James Gippetti, Staff Machine Learning Engineering Manager
George Ho, Senior Machine Learning Engineer

At Flatiron, we pride ourselves on our ability to identify complex challenges and rapidly mobilize our deep bench of talent—including software engineers, data scientists, research oncologists, and clinical experts—to craft innovative solutions. This collaborative, cross-functional approach is part of our secret sauce that makes us pioneers in the healthcare data landscape. It’s why organizations across the healthcare industry (particularly pharma and biotech) turn to us when they need cutting-edge real-world evidence solutions to their most critical problems.

Our mission is to learn from every person with cancer in our network. We’ve made tremendous progress over the years scaling our data curation operation with both LLMs and custom deep learning models: we can pull out a patient’s diagnosis, treatment, endpoints and more. We can tell you a patient’s biomarker status and the dates they were tested… but only one biomarker at a time. What consistently eluded us was NGS extraction—extracting all biomarker information from all of a patient’s genetic testing reports (particularly next-generation sequencing, or NGS reports). As it is, this vast trove of biomarker data is essentially locked away because we don’t have an effective and scalable way to extract and structure it.

Extracting structured data from documents is a common and industry-standard problem —some of us on the team even have backgrounds in finance, where automated reading of financial reports and news articles is a big problem. We started digging through example reports to see what we were up against.

The challenge: biomarker data is wily

Here’s a sample report which we pulled off the internet. There’s no protected health information (PHI) on it, but it’s illustrative.

On the first page, you can see four biomarkers. Three of them are positive—you can tell because (a) they’re in bold and (b) it says “Mutated, Pathogenic”—in other words, not only is the gene mutated, it is also mutated in a way that is known to cause cancer.

  • So the model needs to learn a diverse vocabulary that indicates biomarker results: “pathogenic”, “loss”, “deficient”... there are a lot of ways of saying positive without saying “positive”. That’s not so hard for an ML model to do.

There’s also a “Method” column. What’s that?

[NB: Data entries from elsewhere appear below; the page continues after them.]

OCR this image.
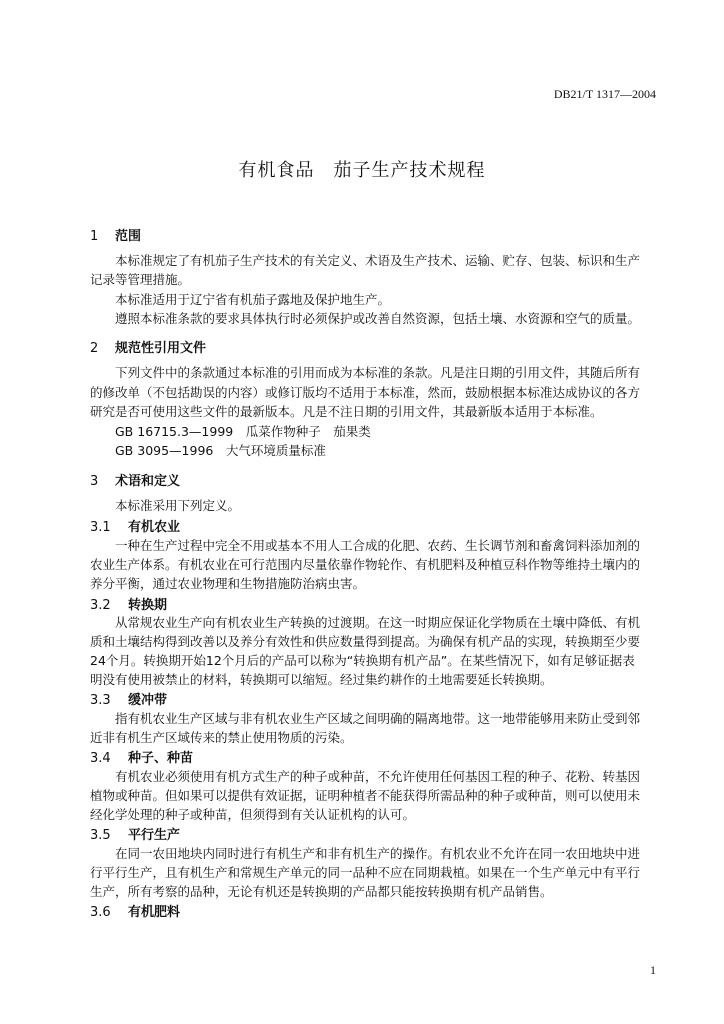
DB21/T 1317—2004
有机食品　茄子生产技术规程
1 范围
本标准规定了有机茄子生产技术的有关定义、术语及生产技术、运输、贮存、包装、标识和生产
记录等管理措施。
本标准适用于辽宁省有机茄子露地及保护地生产。
遵照本标准条款的要求具体执行时必须保护或改善自然资源，包括土壤、水资源和空气的质量。
2 规范性引用文件
下列文件中的条款通过本标准的引用而成为本标准的条款。凡是注日期的引用文件，其随后所有
的修改单（不包括勘误的内容）或修订版均不适用于本标准，然而，鼓励根据本标准达成协议的各方
研究是否可使用这些文件的最新版本。凡是不注日期的引用文件，其最新版本适用于本标准。
GB 16715.3—1999　瓜菜作物种子　茄果类
GB 3095—1996　大气环境质量标准
3 术语和定义
本标准采用下列定义。
3.1 有机农业
一种在生产过程中完全不用或基本不用人工合成的化肥、农药、生长调节剂和畜禽饲料添加剂的
农业生产体系。有机农业在可行范围内尽量依靠作物轮作、有机肥料及种植豆科作物等维持土壤内的
养分平衡，通过农业物理和生物措施防治病虫害。
3.2 转换期
从常规农业生产向有机农业生产转换的过渡期。在这一时期应保证化学物质在土壤中降低、有机
质和土壤结构得到改善以及养分有效性和供应数量得到提高。为确保有机产品的实现，转换期至少要
24个月。转换期开始12个月后的产品可以称为“转换期有机产品”。在某些情况下，如有足够证据表
明没有使用被禁止的材料，转换期可以缩短。经过集约耕作的土地需要延长转换期。
3.3 缓冲带
指有机农业生产区域与非有机农业生产区域之间明确的隔离地带。这一地带能够用来防止受到邻
近非有机生产区域传来的禁止使用物质的污染。
3.4 种子、种苗
有机农业必须使用有机方式生产的种子或种苗，不允许使用任何基因工程的种子、花粉、转基因
植物或种苗。但如果可以提供有效证据，证明种植者不能获得所需品种的种子或种苗，则可以使用未
经化学处理的种子或种苗，但须得到有关认证机构的认可。
3.5 平行生产
在同一农田地块内同时进行有机生产和非有机生产的操作。有机农业不允许在同一农田地块中进
行平行生产，且有机生产和常规生产单元的同一品种不应在同期栽植。如果在一个生产单元中有平行
生产，所有考察的品种，无论有机还是转换期的产品都只能按转换期有机产品销售。
3.6 有机肥料
1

  • There are lots of different ways to test for biomarkers. The biology of it all is interesting, but a bit besides the point: let’s just say that NGS is the most important method, and they tend to produce codes like “p.R1835*”—those are HGVS codes that notate exactly how the gene has been altered. There are more complications with these codes, but let’s move on.
  • Immunohistochemistry (a.k.a. IHC) is another notable testing method. Instead of a code, it produces a percentage score which you can see in the “Result” column, which ideally we would capture. Ultimately these percentages are thresholded to give an ordinal score that is clinically actionable—e.g. above 1% and you’re “positive” and your clinician can recommend a different therapy. But these thresholds depend on the disease (and can change over time!).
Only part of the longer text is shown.